Com o avanço da pandemia, temos nos perguntado cada vez mais sobre a extensão de seus efeitos na subjetividade e de seus impactos na esfera coletiva. E talvez possamos pensar também os efeitos dela em relação à psicanálise, mais precisamente às suas interferências na escuta analítica, ideia que me remete a uma definição que a psicanalista argentina Janine Puget apresenta ao falar de um momento específico, no qual analista e analisando vivenciam uma experiência intensa comum e esta é compartilhada no processo analítico.
Puget denomina esta experiência de “mundo sobreposto”. Segundo ela, esse fenômeno pode ser verificado quando, no decorrer das sessões, “a maioria dos pacientes em seu discurso manifesto, apresenta um excesso de fatos, dados e problemas que pertencem à realidade externa atual e a um mundo conhecido por todos. Essa presença constante, tanto em nossos consultórios, no enquadre analítico, na livre associação, na atenção flutuante, na transferência-contratransferência e na troca com os colegas, remetem a questões que representam uma ‘condição de exceção’” trazendo dificuldades à técnica. Para Puget, “o mundo sobreposto é um momento de eclipse analítico."
A partir desta afirmação, podemos pensar o quanto nós, enquanto analistas, vivenciamos esta espécie de eclipse que pode se anunciar em nossa escuta, quando nos vemos também atravessados por vivências tão intensas e deste excesso de realidade que temos compartilhado. Quais seriam os impactos disso na sessão analítica?
O analista, que durante a análise está ali como função, acaba, em alguns momentos, correndo o risco de levar “sua pessoa” para a sessão. Em condições "normais" de trabalho, ele não se encontra identificado com seu paciente, é capaz de manter a escuta de sua subjetividade, garantindo a presença de elementos que fazem com que a análise possa acontecer (atenção flutuante, interpretação, análise da transferência-contratransferência, manejo da técnica, pensamento clínico...), utilizando seus recursos psíquicos e teóricos no decorrer do processo. Sua pessoa fica em reserva, em suspensão no decorrer de seu trabalho durante a sessão, e a sua escuta o possibilita manter o enquadre e o funcionamento do processo analítico. No entanto, em “condição de exceção” sua função pode se apresentar afetada, eclipsando seu trabalho em análise.
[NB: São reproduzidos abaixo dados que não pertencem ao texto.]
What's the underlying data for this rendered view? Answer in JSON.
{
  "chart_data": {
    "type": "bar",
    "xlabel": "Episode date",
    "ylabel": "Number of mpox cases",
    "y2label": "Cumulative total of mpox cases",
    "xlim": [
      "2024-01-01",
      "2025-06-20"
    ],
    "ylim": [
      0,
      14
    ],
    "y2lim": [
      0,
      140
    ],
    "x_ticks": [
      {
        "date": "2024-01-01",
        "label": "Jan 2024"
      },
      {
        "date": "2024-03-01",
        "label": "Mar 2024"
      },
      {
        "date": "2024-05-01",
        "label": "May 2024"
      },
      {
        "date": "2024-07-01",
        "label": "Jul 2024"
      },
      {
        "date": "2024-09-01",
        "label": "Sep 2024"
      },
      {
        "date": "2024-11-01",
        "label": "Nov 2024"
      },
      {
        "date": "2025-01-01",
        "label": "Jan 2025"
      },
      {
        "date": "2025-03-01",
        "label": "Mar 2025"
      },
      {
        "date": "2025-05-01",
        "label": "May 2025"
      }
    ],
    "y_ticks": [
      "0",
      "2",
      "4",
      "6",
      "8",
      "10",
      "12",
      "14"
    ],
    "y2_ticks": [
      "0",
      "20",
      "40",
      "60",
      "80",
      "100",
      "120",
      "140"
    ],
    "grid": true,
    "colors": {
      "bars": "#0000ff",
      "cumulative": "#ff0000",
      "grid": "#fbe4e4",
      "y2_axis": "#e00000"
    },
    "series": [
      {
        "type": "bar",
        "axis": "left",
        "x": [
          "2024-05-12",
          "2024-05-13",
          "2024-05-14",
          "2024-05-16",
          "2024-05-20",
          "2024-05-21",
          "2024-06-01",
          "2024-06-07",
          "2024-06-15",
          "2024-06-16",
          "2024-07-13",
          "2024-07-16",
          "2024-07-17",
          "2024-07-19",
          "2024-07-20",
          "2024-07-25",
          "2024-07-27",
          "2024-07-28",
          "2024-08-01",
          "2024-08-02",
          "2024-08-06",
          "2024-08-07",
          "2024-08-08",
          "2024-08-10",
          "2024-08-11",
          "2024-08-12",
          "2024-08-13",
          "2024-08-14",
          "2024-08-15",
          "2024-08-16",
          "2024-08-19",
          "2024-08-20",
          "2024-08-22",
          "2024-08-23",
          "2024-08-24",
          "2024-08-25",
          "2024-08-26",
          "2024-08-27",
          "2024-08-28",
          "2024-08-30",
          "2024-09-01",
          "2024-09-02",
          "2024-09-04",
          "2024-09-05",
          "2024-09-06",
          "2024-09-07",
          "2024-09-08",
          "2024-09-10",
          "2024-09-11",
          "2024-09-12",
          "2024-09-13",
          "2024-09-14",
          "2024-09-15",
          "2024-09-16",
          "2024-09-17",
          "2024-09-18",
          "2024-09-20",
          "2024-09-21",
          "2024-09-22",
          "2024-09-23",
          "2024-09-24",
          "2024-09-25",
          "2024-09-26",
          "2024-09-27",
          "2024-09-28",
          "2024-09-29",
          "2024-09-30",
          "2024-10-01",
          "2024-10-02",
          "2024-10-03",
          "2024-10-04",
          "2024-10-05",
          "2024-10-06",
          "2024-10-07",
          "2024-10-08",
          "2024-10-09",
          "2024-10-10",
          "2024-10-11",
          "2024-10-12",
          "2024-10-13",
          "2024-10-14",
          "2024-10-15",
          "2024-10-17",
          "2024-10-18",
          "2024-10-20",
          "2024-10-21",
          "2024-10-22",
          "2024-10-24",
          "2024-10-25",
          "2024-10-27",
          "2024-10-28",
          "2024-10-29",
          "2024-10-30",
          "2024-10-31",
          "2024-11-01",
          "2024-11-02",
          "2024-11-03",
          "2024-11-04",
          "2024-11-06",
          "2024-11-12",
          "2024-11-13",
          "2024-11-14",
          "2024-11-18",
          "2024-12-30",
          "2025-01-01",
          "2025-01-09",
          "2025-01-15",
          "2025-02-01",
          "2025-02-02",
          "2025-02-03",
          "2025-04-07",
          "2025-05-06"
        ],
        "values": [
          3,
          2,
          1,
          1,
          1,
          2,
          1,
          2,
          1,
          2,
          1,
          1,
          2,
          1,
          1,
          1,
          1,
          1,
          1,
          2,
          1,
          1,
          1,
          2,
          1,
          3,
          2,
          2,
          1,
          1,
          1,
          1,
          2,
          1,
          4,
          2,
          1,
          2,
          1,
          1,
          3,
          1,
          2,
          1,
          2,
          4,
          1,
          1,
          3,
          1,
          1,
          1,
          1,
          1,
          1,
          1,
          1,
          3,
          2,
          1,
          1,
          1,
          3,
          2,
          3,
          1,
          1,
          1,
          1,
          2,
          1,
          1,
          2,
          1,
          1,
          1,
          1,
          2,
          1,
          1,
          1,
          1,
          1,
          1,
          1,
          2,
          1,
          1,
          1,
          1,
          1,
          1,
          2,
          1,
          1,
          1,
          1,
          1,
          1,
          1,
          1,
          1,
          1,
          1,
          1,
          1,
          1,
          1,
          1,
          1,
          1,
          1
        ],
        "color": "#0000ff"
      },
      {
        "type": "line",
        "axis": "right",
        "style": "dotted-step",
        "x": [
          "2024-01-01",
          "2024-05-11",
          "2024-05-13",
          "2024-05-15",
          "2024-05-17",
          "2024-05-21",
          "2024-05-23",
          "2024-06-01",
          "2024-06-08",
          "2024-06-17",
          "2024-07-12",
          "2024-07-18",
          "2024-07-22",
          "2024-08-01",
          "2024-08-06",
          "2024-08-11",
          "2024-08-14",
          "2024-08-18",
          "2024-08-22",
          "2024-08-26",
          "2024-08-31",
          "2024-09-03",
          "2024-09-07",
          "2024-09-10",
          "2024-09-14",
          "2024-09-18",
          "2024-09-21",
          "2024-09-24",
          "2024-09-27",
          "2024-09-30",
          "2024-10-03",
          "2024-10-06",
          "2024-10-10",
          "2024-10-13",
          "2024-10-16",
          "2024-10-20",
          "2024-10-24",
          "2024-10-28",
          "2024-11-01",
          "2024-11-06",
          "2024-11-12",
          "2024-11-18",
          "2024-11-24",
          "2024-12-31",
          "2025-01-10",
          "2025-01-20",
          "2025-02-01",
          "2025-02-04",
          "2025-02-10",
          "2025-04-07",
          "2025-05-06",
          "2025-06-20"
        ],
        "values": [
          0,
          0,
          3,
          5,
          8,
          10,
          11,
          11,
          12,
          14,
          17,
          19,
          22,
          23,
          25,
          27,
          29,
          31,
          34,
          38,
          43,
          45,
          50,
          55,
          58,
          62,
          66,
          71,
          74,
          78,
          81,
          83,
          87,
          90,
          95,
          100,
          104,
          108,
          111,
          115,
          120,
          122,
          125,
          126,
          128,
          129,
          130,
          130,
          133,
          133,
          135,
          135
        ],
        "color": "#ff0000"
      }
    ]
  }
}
Acompanhando o pensamento de Janine Puget sobre o “mundo sobreposto”, podemos dizer que a partir desta experiência compartilhada com seu analisando, o analista também se percebe atravessado por sua vulnerabilidade, se vendo também afetado. E os efeitos desta vivência podem se apresentar a ele como excessos de silêncio, dificuldades para escutar e interpretar, sonolência, cansaço, irritabilidade, hiperatividade intelectual, efeitos que, em alguma medida, o levam a desinvestir do processo de análise e o impedem de pensar psicanaliticamente durante a sessão com seu paciente. Perante este impasse que pode ser vivenciado em seu trabalho clínico, o analista pode blindar-se por uma defesa narcísica, não se dando conta de tudo isso que o atravessa e da intensidade que essa experiência possa conter, comprometendo, em muito, seu trabalho com o analisando e com o processo de análise.
Mas se o analista consegue se discriminar e discernir o que lhe acontece, pensar sobre este momento que compartilha em comum com seus pacientes, em que medida se sentiu inundado e atravessado por tais questões, ele pode se ver diante da possibilidade de recuperar sua função, retomar a transferência, escutar seu paciente a partir de seu lugar subjetivo e colocar-se novamente em "presença receptiva e em capacidade de espera, preservando o objeto transferencial", preservando a continuidade do processo analítico.
Não há dúvidas de que todo o investimento do analista em seu ofício, seu percurso de trabalho e escuta, seu tempo de experiência e troca com seus pares, e uma certa flexibilidade perante os reveses da vida (nisso, talvez, com sorte, a análise pessoal venha a contribuir e seja essencial), oferecem a ele um solo fértil e firme, onde pisar e fundar alicerces. Em “condição de exceção”, todos esses atributos constituem o enquadre interno do analista e possibilitam a continuidade de seu trabalho e a escuta de seu analisando, amenizando os ruídos internos e externos que atravessam uma sessão.
Perante tantas transformações e o pouco tempo que ainda tivemos para realocar e "acomodar" internamente tantas vivências, seus efeitos e a possibilidade de elaborá-las, talvez seja importante que o analista possa desabilitar-se de sua função fora de seu “consultório”. É só na clínica que ela faz sentido. Se puder dar ouvidos à sua humana fragilidade, talvez possa liberar sua escuta ali quando sua função for necessária e imprescindível.